同社はフラット35商品を始め多数の住宅ローン商品をそろえており、多くの方のニーズに合う商品ラインナップを誇ります。
その他メインの住宅ローンに付随するサービスとして、「ARUHI家の検索」や「ARUHI暮らしのサービス」
といった、家を買う前から買った後までをトータルでサポートできるようなWebサービスを展開しています。
同社のビジネスモデルは一般の銀行と異なり、融資した住宅ローン債権を自社で保有せず第三者に証券化した上で譲渡してしまう形を取っているため、貸し倒れ等のバランスシートリスクが低い「フィービジネス」中心の安定したビジネスが可能となっています。
銀行の住宅ローンは顧客にあった商品というよりも「自行が融資実行によって取れる貸し倒れリスク」に合わせた商品や金利を提供する傾向がありますが、同社のようにあくまでも「つなぎ役」に徹することで、より顧客目線の商品案内が可能となるという点では同社への引き合いが増えてくることが想定されます。
現在では販売チャネルとして全国に店舗展開しています。平成29年9月末時点でFC店舗117店舗、直営店が11店舗の計128店舗を有しています。個人の方のネット上での対応が可能な同社ですが、対面による細かいサービスを行っています。
その他不動産会社等への直販部門も有していますので、ALLチャネルを網羅しています。
今後は住宅ローンビジネスに対する同社の知名度向上に努めるべく、Webサイトの充実を通して同社の認知度や利便性へのプライオリティを高めていくようです。

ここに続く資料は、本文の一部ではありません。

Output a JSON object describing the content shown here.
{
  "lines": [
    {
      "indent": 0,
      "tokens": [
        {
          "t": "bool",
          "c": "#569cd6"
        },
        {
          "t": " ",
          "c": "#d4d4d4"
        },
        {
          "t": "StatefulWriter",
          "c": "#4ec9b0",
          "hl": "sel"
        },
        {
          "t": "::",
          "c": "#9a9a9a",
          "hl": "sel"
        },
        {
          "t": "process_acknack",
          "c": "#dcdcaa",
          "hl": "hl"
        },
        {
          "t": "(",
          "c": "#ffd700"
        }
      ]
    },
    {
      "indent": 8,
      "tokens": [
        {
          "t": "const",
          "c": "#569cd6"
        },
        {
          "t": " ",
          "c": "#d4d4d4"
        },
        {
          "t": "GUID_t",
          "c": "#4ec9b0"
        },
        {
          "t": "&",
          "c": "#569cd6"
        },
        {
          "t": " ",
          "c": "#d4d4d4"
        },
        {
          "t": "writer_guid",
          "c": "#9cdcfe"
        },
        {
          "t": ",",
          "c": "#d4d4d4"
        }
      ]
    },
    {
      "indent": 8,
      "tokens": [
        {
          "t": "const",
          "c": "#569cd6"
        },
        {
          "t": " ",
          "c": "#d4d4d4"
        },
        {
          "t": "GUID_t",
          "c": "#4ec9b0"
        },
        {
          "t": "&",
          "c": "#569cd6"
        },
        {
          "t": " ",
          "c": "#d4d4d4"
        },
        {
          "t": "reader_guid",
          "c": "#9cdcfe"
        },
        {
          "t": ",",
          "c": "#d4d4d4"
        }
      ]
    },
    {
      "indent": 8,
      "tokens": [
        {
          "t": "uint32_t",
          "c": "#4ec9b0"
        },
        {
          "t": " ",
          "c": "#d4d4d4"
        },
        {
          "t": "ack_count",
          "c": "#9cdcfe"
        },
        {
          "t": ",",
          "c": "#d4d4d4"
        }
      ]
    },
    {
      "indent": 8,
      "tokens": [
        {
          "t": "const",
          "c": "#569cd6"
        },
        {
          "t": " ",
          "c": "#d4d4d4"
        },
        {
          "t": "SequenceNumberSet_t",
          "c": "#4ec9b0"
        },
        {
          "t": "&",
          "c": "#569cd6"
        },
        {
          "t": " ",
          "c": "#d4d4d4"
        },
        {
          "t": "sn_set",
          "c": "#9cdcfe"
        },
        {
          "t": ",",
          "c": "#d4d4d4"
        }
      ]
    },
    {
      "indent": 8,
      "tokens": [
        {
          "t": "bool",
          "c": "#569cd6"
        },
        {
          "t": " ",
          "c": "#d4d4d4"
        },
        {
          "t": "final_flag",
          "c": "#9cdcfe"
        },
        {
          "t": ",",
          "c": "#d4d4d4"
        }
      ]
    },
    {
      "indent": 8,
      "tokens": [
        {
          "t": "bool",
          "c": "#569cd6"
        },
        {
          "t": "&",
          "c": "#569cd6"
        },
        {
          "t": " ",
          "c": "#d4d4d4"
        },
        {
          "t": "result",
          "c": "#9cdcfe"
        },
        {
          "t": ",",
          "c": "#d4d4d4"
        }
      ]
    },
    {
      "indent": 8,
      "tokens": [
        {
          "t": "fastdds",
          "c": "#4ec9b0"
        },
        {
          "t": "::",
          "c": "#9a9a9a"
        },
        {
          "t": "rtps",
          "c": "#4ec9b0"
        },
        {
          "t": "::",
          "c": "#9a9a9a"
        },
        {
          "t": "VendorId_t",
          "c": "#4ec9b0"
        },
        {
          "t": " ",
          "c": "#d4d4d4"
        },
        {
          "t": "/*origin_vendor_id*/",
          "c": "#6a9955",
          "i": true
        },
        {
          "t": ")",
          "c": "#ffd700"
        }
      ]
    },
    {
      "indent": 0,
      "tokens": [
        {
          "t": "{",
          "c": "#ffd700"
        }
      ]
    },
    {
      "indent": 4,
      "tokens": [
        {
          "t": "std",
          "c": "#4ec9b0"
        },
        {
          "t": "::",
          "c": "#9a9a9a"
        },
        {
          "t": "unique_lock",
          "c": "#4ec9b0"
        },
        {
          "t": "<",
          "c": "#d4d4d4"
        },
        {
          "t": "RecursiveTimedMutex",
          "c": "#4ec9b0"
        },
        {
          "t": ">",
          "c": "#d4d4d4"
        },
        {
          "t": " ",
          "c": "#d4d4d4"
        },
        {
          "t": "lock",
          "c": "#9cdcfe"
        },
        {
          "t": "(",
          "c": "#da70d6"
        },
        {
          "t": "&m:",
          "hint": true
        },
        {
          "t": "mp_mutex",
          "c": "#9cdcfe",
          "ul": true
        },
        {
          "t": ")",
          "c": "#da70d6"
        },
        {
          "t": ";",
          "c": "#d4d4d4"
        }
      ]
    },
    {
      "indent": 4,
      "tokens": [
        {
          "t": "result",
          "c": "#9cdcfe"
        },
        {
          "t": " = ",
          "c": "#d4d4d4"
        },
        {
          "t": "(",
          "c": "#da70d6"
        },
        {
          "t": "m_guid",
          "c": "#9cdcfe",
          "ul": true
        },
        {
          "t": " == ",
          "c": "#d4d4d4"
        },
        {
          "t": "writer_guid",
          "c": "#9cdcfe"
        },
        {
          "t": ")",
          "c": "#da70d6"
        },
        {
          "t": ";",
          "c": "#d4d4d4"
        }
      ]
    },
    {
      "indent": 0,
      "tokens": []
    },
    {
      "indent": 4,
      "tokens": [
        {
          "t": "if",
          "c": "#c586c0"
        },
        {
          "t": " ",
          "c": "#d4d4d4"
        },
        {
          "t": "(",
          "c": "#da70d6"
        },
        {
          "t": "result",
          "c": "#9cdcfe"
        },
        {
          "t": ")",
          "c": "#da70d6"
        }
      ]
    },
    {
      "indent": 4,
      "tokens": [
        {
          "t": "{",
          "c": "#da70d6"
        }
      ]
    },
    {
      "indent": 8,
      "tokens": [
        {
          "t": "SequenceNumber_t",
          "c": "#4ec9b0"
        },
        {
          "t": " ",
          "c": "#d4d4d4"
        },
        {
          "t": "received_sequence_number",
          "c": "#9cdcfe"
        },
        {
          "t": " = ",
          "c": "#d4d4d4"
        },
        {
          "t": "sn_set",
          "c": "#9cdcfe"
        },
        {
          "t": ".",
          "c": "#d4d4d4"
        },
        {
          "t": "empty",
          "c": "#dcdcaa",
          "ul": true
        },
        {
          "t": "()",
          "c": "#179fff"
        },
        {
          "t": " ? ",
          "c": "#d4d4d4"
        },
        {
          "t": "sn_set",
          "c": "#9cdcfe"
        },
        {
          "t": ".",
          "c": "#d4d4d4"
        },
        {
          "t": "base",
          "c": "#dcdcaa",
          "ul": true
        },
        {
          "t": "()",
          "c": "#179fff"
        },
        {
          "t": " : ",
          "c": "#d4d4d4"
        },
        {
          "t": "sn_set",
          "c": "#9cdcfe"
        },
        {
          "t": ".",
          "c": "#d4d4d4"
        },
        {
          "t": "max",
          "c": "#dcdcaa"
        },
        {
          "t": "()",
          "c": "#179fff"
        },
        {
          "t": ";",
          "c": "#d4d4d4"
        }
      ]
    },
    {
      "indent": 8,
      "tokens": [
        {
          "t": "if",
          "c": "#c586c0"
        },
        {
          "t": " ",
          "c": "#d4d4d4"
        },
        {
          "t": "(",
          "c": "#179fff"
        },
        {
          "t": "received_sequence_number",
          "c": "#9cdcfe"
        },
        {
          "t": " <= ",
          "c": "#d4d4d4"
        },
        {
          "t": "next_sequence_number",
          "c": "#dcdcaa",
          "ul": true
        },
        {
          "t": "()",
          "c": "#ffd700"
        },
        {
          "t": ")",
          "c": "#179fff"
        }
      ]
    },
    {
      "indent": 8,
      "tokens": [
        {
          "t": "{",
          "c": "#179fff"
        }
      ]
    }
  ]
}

最終的に同社は顧客と自社を繋げるプラットフォームを形成し、「住」を中心とした様々なニーズのマッチングに向けたコンテンツ充実を図っていきたいようです。
同社の創業は2014年となっていますが、源流は2000年に創業したソフトバンク・ファイナンスカード(株)(現SBIホールディングスの子会社)です。同年に同社は「グッドローン(株)」に商号を変更し、国内初のモーゲージバンクとしてビジネスを行っていきました。
2005年に住宅ローンコンサルを行っていたSBIグループ企業を吸収して「SBIモーゲージ(株)」となってから、対面店舗の展開を図っていきました。その後2012年に資金調達力強化を図るためにも成長性を見出した韓国KOSPI市場に上場を果たしました。
その後も日本国内のビジネスは好調であったものの、目論見を立てた韓国市場での事業展開が難しいと判断し、2015年にアメリカの投資会社・カーライルグループが設立した「CSMホールディングス」によって韓国市場で上場されていた株式を全て取得した上で完全子会社となり、韓国市場を上場廃止となりました。
非上場後社名を現社名に変更し、日本国内でのビジネスに集中してきました。沿革には紆余曲折があったものの、同社のビジネス自体は創業以来好調を維持しております。
売上や成長性は?
同社の業績は右肩上がりです。
売上利益ともに右肩上がりとなっております。現法人での決算期が少ないため、業績については大きく言及はできませんが、引き続き概ね好調を推移することが想定されます。
業界を取り巻くトピックスとして大手銀行を中心にプロパー住宅ローンを縮小しているニュースがでておりますが、その点については同社のビジネスへプラスに働くことでしょう。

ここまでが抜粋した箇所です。